А если уйти от этой вечной борьбы кланов, которая к двадцать первому веку переросла в противостояние империй, и если бы направить всю эту энергию в мирное русло, человечество к этому времени наверняка победило бы и болезни, и голод, и, быть может, уже замахнулось бы на исследование космоса, наконец‑то выйдя за пределы орбиты…
Ник вспомнил один из разговоров с дедом, еще до того, как они оказались в России и встретили отца Ника.
– Говоря по правде, – сказал Ломтев. – Я не вижу хороших перспектив для вашего мира. Если брать в целом, то человечеству здесь придется очень хреново, и я не знаю, как эту ситуацию можно исправить в принципе.
– Почему? – спросил тогда Ник.
– История человечества – это история войн, – сказал Ломтев. – Считается, что по мере взросления цивилизации эта тенденция должна сойти на нет, но это брехня.
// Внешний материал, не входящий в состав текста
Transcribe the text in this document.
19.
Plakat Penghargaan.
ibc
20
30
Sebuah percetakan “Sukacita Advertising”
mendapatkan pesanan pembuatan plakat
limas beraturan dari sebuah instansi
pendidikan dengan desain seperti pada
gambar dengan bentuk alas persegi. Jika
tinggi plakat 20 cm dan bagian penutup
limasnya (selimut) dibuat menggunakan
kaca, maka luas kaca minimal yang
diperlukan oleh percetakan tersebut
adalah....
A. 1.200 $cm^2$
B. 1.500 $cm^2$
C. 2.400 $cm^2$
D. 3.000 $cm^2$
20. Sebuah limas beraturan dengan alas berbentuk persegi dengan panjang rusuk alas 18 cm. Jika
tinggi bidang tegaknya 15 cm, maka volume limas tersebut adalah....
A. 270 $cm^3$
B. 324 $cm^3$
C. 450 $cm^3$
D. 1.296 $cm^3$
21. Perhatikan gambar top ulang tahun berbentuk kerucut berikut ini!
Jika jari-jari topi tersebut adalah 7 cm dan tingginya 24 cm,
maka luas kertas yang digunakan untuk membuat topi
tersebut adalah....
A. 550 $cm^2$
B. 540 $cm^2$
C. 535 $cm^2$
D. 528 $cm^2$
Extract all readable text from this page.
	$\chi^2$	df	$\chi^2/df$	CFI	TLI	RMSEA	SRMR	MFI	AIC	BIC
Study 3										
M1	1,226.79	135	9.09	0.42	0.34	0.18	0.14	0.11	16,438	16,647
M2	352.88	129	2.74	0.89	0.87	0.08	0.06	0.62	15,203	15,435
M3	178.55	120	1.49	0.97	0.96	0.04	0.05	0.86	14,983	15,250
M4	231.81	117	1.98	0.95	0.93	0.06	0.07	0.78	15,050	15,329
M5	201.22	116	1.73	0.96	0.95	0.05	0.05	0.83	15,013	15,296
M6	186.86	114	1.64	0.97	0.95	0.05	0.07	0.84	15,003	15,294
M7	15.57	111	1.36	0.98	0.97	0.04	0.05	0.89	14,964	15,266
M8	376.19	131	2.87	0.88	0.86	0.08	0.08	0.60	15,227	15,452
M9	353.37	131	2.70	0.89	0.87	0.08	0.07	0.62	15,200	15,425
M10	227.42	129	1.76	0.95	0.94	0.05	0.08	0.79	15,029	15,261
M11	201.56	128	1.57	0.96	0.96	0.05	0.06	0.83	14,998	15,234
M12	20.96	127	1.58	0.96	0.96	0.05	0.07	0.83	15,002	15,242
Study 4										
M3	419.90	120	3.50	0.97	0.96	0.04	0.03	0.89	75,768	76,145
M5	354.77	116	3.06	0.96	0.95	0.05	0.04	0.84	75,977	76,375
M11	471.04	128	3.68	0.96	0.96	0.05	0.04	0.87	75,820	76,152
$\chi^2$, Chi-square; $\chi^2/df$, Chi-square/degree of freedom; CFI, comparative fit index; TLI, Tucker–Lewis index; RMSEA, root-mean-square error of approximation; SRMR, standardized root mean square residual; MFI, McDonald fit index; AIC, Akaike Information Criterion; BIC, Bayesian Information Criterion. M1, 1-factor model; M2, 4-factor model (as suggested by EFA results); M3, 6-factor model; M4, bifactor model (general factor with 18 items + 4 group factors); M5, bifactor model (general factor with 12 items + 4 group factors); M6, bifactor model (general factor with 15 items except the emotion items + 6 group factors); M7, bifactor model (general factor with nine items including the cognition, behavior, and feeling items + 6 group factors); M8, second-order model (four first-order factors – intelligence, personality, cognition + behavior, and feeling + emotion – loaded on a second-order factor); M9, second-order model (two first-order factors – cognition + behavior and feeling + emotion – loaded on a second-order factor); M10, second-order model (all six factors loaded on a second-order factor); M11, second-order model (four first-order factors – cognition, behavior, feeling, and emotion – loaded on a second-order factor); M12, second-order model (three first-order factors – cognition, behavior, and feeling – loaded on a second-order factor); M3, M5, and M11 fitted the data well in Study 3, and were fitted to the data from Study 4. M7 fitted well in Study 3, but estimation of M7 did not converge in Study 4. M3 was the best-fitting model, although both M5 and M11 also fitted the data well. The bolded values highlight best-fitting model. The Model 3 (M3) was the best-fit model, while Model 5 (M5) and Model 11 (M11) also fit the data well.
С развитием цивилизации войны никуда не исчезают, напротив, они становятся более масштабными, жестокими и кровавыми. В моем мире в прошлом веке случилась война, которая унесла десятки миллионов жизней, и в той или иной степени затронула почти все континенты. И что ты думаешь, человечество сделало из этого какие‑то выводы, типа никогда больше?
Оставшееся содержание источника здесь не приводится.